Часть 33 из 59 В начало
Для доступа к библиотеке пройдите авторизацию
Но он верил себе, и верил Эгле, и этим янтарям, разбросанным по постели.
— Одевайся и уходи.
Расма потянула простыню, смущаясь его взгляда. Юрген отвел глаза: на белом льне отвратительными до тошноты и яркими проступали уже высохшие кровавые пятна.
Над морем шли низкие грозовые тучи, и это было так красиво — белый песок дюн, бурлящее черно-лиловое небо над головой и яркие малиновые цветы шиповника, растущего по кромке леса, — что становилось трудно дышать.
Увязая в песке, Юрген дошел до самой воды, остановился, из-под ладони глядя на пролив. Так хотелось увидеть тот, другой берег. Но не сегодня, когда в воздухе висит дождевая морось.
Чужих шагов за спиной он не услышал — прибой, ветер, чаячьи крики глушили любые другие звуки. И очень удивился, ощутив, как острая игла вошла в сердце, разрывая и раня, заставляя горлом выплескиваться черную кровь.
Он упал ничком, в накатывающие медленные волны прибоя, и еще успел увидеть, как море выносит и кладет в ладонь острый сколыш янтаря.
Эгле простилась с ним. Больше нечего желать.
***
— Садитесь, проше пана. Подождите здесь, вас известят, когда пан Кравиц сможет вас принять.

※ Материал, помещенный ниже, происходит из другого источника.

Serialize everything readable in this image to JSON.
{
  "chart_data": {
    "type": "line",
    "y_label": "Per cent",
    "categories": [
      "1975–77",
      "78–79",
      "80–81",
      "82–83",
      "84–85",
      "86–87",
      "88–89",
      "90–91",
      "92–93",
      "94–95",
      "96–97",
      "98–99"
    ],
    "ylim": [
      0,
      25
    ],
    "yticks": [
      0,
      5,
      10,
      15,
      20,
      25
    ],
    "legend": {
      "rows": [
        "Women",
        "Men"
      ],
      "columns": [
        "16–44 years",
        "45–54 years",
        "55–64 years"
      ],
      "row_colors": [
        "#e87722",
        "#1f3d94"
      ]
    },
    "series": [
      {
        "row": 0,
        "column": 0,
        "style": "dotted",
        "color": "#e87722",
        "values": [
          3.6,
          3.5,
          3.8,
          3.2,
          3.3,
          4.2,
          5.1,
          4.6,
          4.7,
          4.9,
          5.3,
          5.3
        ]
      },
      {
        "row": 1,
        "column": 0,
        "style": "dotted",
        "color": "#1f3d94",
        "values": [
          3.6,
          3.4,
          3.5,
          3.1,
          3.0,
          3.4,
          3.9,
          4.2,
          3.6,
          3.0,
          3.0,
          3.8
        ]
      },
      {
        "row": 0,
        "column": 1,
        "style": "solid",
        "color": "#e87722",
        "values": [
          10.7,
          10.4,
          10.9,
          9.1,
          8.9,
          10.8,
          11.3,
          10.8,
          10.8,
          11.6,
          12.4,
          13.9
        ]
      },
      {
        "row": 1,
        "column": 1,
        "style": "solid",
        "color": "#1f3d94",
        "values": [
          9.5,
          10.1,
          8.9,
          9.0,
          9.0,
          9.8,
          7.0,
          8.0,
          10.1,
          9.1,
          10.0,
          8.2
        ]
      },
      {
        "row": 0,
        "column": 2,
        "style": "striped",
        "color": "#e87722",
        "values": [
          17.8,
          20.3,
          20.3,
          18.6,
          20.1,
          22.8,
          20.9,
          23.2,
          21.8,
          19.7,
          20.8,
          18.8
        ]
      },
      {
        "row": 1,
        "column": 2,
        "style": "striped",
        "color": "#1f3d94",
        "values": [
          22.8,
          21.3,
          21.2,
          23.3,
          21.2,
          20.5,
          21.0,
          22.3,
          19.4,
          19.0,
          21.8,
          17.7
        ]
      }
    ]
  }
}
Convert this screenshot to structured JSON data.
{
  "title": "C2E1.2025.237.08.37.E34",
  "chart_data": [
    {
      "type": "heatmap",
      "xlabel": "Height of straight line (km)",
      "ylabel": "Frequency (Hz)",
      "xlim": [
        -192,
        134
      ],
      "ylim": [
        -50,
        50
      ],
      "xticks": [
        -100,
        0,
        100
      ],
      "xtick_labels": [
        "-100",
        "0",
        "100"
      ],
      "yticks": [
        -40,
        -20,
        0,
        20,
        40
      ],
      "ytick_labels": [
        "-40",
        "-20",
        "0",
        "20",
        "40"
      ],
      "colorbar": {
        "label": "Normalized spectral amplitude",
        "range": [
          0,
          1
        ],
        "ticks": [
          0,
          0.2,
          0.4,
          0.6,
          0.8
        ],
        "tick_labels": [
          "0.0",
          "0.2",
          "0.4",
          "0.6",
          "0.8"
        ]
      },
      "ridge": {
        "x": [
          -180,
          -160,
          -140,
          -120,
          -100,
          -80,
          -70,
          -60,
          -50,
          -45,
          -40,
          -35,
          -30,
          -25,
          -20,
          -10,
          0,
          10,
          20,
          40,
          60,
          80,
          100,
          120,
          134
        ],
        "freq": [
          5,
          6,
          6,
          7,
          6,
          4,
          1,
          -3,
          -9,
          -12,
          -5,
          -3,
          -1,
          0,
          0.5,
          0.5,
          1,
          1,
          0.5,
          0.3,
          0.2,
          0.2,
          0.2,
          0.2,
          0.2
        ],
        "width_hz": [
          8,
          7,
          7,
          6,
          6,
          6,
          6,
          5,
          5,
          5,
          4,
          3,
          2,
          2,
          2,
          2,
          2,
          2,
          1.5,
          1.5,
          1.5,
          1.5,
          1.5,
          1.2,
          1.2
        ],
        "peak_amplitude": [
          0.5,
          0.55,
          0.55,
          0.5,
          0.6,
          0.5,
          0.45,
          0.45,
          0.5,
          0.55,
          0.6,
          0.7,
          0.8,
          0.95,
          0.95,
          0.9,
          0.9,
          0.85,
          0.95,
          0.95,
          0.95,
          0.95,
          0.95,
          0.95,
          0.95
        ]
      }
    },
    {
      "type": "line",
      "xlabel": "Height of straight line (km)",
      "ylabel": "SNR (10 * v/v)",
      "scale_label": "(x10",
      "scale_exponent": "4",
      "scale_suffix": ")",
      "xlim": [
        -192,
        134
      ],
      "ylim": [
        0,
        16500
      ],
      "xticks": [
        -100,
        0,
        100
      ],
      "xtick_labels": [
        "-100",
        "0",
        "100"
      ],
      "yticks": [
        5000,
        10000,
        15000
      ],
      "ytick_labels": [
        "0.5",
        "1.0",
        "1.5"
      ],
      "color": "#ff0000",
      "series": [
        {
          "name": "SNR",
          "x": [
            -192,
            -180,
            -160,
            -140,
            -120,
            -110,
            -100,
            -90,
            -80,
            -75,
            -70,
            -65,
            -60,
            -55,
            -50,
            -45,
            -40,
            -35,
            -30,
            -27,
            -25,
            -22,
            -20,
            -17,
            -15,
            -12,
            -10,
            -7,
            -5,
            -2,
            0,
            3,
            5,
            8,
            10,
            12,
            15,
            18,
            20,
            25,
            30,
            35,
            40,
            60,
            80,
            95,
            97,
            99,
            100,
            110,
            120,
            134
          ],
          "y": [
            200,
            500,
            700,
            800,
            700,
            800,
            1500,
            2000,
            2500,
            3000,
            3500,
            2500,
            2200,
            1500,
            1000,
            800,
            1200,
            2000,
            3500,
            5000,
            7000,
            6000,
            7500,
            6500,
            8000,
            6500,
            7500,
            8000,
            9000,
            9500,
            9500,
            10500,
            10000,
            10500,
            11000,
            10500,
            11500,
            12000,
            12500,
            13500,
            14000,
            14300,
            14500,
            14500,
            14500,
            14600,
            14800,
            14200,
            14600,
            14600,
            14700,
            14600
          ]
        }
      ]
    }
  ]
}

Шаги стихли, и Март остался один в этой просторной и пустой комнате, где от по стенам сплошь, от пола до потолка, тянулись панели с множеством одинаковых выдвижных ящиков. Как будто каталоги в библиотеке. Но это место не было библиотекой. Судя по табличке на дверях, здесь помещался публичный сектор архива Кревского отделения Инквизиции Шеневальда. Но Март шел вовсе не сюда, он всего лишь руководствовался отцовскими бумагами. Он пришел, предъявил на входе свой студенческий допуск и очень удивился, когда его впустили, не задав ни единого вопроса, как будто давно уже ждали. И проводили вот сюда, в эту залу, где всей мебели — только обитый зеленым штофом стул, отбрасывающий косолапую тень на медовом, залитом солнцем паркете.
Март остался один, и стоял, неуверенно опираясь на спинку стула, подставив лицо солнечному лучу, проникавшему внутрь сквозь длинное узкое окно под самым потолком.
Как могло так случиться, так совпасть, что глава Инквизиции Шеневальда оказался именно в этот день в Крево? Зачем ему Март Янович Рушиц, не просивший аудиенции, да и вообще искавший здесь совершенно другого человека? И как быть с просьбой ксендза Яниса из костела святого Роха на Золотой горке, который просил не превращать встречу с Кравицем в официальный визит?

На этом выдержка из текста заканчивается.